To check the log file we do:

In [None]:
more $dir_dl2_g/DL2_mc_gamma.log

In [None]:
more $dir_dl2_p/DL2_mc_proton.log

This process just created DL2 files for the MC gammas and protons and put them in the DL2 directory.

### Real data

Let's repeat the process for the real data:

In [None]:
#dir_dl2_real=('/fefs/aswg/workspace/federico.dipierro/magic-sw-sc2023-data/DL2/real')
#dir_dl2_real=('...../DL2/real')
dir_dl2_real=('/home/dipierr/data/software-school-2023/DL2/real')

f=open(f'{dir_dl2_real}/DL2_data.log','w')

#scripts=('/fefs/aswg/software/virtual_env/ctasoft/magic-cta-pipe/magicctapipe/scripts/lst1_magic/')
scripts=('/home/dipierr/CTA/magic-cta-pipe/magicctapipe/scripts/lst1_magic/')

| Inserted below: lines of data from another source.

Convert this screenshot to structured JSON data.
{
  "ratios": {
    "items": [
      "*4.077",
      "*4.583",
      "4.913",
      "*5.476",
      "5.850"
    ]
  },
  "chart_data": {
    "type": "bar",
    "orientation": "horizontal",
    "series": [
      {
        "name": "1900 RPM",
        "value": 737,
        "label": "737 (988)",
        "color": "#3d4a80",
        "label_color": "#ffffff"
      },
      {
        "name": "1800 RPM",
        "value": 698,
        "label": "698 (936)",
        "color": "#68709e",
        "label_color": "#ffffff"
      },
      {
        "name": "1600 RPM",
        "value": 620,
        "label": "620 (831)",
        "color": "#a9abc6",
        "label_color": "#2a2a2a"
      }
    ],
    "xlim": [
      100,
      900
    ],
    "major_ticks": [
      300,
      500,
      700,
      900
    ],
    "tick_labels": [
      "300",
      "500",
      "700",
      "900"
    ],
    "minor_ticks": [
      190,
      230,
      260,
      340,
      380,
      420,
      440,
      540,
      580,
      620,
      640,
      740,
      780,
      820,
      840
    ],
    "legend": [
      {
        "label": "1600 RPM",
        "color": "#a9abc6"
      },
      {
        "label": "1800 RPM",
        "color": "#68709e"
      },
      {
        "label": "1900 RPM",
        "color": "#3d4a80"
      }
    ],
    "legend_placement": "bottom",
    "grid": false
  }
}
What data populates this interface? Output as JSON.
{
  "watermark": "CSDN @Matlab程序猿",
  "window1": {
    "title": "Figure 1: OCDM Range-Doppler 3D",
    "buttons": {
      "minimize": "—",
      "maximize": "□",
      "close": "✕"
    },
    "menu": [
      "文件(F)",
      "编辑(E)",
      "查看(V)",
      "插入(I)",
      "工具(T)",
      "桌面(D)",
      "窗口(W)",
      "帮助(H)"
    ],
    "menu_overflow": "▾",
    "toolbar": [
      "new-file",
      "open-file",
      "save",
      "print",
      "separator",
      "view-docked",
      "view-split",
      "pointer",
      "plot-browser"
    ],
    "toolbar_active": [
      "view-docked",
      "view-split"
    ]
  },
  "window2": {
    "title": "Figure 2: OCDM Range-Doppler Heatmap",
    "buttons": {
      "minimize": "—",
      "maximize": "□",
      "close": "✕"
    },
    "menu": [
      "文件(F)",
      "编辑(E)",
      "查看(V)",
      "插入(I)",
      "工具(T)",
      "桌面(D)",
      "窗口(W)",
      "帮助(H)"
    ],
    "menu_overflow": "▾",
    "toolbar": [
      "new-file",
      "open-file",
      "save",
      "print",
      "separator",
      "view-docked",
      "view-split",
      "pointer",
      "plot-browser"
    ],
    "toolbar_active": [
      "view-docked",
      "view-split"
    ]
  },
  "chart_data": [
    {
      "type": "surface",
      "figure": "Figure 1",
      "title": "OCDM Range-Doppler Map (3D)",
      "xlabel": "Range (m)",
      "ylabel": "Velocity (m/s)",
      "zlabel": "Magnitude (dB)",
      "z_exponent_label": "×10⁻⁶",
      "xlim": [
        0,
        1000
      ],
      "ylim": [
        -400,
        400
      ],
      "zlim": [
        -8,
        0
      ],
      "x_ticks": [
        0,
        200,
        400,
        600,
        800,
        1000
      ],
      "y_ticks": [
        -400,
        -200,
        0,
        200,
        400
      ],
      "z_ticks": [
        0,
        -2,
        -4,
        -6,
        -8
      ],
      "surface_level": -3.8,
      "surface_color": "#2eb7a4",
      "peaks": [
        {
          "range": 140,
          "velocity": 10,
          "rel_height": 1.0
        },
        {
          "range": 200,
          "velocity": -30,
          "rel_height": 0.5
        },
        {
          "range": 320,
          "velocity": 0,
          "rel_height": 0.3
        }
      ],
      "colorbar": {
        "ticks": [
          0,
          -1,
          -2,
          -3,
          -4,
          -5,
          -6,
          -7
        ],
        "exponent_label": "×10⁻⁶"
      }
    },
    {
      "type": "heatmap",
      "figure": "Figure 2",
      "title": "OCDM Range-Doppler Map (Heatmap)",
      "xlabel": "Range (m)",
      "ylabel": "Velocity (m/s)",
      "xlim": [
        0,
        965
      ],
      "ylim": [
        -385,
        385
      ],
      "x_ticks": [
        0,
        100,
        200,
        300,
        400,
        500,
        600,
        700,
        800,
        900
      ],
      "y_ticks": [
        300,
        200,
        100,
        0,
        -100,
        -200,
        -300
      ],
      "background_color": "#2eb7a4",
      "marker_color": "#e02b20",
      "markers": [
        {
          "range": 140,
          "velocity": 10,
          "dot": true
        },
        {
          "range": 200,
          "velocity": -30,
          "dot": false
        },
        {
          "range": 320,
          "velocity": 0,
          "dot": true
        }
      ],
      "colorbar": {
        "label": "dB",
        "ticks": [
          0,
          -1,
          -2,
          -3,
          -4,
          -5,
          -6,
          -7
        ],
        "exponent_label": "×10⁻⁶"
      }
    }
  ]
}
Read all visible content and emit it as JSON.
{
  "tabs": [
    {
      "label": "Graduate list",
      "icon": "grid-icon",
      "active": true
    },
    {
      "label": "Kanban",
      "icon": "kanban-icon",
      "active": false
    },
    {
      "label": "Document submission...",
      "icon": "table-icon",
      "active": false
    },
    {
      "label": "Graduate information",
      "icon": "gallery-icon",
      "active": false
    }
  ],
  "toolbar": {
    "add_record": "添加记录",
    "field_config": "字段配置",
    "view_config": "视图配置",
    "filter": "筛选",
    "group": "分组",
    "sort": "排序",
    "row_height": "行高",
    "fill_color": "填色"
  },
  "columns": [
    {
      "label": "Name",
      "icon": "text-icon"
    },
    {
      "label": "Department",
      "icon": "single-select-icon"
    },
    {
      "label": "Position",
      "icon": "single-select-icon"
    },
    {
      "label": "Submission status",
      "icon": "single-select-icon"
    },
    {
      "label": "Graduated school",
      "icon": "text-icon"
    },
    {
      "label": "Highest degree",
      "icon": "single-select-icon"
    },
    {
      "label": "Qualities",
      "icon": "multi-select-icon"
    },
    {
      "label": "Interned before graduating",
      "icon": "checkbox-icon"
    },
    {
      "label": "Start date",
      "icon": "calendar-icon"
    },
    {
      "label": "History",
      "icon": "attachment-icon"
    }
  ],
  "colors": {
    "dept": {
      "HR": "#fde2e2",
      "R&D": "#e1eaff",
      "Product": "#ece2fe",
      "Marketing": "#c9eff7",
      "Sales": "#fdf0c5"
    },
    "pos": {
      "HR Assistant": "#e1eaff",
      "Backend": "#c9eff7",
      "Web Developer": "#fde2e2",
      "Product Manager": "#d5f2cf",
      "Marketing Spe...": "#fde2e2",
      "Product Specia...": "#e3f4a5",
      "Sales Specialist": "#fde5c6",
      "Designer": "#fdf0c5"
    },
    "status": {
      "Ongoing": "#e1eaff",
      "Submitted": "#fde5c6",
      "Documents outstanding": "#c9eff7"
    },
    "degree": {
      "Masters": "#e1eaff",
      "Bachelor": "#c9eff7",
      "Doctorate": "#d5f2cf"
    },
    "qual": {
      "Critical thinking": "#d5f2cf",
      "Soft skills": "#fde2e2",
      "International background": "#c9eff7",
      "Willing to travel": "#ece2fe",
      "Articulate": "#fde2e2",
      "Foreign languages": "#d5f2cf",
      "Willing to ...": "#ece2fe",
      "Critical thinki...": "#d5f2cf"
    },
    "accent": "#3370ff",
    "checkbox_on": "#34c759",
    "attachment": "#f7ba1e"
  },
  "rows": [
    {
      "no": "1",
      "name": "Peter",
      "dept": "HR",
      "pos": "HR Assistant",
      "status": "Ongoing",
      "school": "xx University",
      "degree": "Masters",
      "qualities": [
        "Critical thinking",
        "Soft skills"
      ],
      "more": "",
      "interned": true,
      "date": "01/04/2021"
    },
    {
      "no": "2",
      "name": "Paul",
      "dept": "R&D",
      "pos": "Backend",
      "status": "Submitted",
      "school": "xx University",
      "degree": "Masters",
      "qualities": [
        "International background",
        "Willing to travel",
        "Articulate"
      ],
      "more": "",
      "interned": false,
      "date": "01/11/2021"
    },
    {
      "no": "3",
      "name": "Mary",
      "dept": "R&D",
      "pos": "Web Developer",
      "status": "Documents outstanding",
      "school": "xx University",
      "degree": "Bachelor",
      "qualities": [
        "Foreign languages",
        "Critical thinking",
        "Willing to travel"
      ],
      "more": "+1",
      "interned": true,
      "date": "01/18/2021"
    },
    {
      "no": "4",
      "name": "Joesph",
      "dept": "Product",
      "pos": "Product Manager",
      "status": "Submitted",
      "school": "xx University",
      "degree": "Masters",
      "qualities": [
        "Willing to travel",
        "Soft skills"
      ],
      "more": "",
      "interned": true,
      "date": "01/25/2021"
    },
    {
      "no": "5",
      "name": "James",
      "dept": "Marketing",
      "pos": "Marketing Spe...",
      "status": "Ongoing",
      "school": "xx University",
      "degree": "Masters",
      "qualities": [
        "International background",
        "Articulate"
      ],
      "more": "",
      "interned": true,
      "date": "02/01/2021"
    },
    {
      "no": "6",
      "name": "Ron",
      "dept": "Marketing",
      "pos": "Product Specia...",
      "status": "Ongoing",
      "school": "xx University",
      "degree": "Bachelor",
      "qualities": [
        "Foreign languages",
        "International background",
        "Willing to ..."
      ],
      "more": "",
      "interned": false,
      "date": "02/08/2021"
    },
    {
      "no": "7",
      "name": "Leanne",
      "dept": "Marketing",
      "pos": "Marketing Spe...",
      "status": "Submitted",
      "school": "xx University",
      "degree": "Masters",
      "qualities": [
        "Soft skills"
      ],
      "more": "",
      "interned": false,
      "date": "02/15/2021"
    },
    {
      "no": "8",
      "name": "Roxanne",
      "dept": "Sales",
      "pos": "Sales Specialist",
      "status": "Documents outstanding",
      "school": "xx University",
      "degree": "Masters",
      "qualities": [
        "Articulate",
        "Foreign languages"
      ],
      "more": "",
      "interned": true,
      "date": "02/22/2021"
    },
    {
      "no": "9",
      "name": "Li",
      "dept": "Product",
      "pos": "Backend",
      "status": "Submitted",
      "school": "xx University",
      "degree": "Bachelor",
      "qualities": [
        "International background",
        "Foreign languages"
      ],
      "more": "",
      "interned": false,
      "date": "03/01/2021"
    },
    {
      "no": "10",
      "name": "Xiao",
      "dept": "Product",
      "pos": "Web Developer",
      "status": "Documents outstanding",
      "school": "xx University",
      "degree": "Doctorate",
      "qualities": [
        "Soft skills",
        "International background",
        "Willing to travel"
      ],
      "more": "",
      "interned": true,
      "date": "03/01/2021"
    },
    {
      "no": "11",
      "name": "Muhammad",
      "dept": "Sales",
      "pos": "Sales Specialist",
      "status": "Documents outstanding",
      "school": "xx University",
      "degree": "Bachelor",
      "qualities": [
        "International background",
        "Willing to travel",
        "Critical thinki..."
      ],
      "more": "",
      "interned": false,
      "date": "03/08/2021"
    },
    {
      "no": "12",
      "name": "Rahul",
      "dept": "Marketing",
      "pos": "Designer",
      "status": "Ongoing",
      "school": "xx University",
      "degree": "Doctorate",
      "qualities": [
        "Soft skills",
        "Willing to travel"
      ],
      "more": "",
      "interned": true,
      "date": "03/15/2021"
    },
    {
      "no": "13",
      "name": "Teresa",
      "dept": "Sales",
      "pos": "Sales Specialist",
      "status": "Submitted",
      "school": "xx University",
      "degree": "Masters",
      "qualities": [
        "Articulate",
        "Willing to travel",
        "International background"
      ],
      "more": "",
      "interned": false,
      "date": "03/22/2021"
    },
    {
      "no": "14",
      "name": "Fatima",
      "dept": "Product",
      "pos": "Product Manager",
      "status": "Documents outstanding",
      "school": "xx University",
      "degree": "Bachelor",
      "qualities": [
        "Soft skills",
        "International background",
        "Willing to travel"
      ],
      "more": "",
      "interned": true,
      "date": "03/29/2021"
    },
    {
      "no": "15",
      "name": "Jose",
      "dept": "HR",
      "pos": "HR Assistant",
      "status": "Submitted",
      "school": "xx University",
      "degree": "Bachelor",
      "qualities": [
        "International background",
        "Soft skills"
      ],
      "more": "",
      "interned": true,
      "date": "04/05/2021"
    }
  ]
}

#input_data=('/fefs/aswg/workspace/2023_joint_analysis_school/RFs_and_DL2/input/input_step_1/DL1_stereo/real/*.h5')
input_data=('/home/dipierr/data/software-school-2023/RFs_and_DL2/input/input_step_1/DL1_stereo/real/*.h5')

cd to the scripts directory to launch them

In [None]:
cd $scripts

Lines to get files from data folder:

In [None]:
input_file_data = glob.glob(input_data)
input_file_data.sort()

Here we use python `subprocess.run()` to run the script and also get a log file

In [None]:
for input_file in input_file_data: 
    d=subprocess.run(['python','lst1_magic_dl1_stereo_to_dl2.py', f'-d{input_file}', f'-r{dir_rf}',\
        f'-o{dir_dl2_real}'], stdout=f, stderr=f)     

To check the log file:

In [None]:
more $dir_dl2_real/DL2_data.log

This process just created DL2 files for the real data and put them in the DL2 directory.